Dans un contexte marqué par la propagation inquiétante du virus, notamment dans l’Est du pays, le scientifique congolais a dénoncé l’absence de soutien concret des autorités nationales envers l’institution qui constitue pourtant la première ligne de défense sanitaire du pays.
« Si l’INRB fonctionne, c’est grâce à l’aide des USA. Nous ne recevons rien de l’État congolais », a déclaré le Dr Muyembe, visiblement préoccupé par le manque d’accompagnement des pouvoirs publics.
Cette sortie intervient alors que l’épidémie d’Ebola continue de susciter l’inquiétude à travers le pays.

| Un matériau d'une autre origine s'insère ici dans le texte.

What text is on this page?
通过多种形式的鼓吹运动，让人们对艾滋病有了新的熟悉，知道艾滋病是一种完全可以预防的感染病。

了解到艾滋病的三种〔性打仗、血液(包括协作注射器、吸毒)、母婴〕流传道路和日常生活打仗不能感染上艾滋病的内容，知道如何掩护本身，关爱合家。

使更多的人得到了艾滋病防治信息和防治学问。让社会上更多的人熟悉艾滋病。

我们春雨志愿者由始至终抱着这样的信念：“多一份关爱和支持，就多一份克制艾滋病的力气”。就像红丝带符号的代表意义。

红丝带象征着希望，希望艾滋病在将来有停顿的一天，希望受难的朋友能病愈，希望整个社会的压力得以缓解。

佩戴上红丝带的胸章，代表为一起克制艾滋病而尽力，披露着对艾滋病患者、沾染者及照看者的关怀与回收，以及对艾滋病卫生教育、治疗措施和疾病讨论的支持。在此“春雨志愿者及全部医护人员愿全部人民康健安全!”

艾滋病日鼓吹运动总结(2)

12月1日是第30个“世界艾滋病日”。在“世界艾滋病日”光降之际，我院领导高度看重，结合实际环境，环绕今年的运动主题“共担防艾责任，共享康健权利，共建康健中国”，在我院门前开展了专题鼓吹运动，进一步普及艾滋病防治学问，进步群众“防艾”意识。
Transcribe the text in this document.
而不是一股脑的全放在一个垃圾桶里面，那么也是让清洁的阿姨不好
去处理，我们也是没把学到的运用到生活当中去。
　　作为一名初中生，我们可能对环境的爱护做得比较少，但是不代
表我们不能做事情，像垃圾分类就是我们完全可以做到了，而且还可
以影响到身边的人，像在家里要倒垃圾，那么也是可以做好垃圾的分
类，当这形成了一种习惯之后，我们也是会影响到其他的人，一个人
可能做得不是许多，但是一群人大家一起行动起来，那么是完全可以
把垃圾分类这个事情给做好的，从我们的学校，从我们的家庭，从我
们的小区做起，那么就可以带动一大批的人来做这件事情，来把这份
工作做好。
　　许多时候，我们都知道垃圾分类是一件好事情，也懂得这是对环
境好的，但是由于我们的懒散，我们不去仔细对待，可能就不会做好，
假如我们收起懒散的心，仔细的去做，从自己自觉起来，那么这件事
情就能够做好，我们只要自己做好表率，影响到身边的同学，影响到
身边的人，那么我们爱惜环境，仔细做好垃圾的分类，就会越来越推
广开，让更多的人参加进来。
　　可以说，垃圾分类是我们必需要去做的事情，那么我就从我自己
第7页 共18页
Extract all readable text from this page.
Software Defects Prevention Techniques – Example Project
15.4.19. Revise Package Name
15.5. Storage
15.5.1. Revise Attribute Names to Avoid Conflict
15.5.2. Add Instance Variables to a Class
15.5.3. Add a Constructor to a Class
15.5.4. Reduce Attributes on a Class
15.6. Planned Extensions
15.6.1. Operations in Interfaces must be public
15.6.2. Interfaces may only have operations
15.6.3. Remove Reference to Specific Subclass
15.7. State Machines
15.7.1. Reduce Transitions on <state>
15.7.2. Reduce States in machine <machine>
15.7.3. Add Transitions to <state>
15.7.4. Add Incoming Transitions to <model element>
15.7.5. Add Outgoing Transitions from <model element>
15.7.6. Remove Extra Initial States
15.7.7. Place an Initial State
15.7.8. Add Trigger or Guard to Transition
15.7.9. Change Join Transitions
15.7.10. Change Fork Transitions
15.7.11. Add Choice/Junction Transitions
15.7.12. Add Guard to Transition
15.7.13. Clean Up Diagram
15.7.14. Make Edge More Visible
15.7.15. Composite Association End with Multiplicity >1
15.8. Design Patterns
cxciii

Le patron de l’INRB a rappelé que son institution joue un rôle capital dans la surveillance biologique, les recherches scientifiques et les réponses face aux épidémies qui frappent régulièrement la RDC.
Le professeur Muyembe a également insisté sur l’importance stratégique de la biobanque nationale conservée par l’INRB, un patrimoine scientifique précieux pour la RDC et pour la recherche mondiale.
« La biobanque ailleurs serait protégée », a-t-il regretté, laissant entendre que les infrastructures et les ressources scientifiques du pays ne bénéficient pas de la protection ni des investissements qu’elles méritent.
Cette déclaration sonne comme un véritable appel à la responsabilité de l’État congolais, à un moment où le pays est confronté à des défis sanitaires majeurs. Malgré les avancées scientifiques et l’expertise reconnue mondialement de l’INRB, le professeur Muyembe estime que les efforts reposent encore largement sur les partenaires internationaux, principalement les États-Unis, qui soutiennent les activités de recherche et de riposte aux épidémies.
Alors que la RDC lutte une nouvelle fois contre Ebola, le financement de la recherche scientifique, la souveraineté sanitaire du pays et la place accordée à la santé publique dans les priorités nationales s’avère ô combien nécessaire.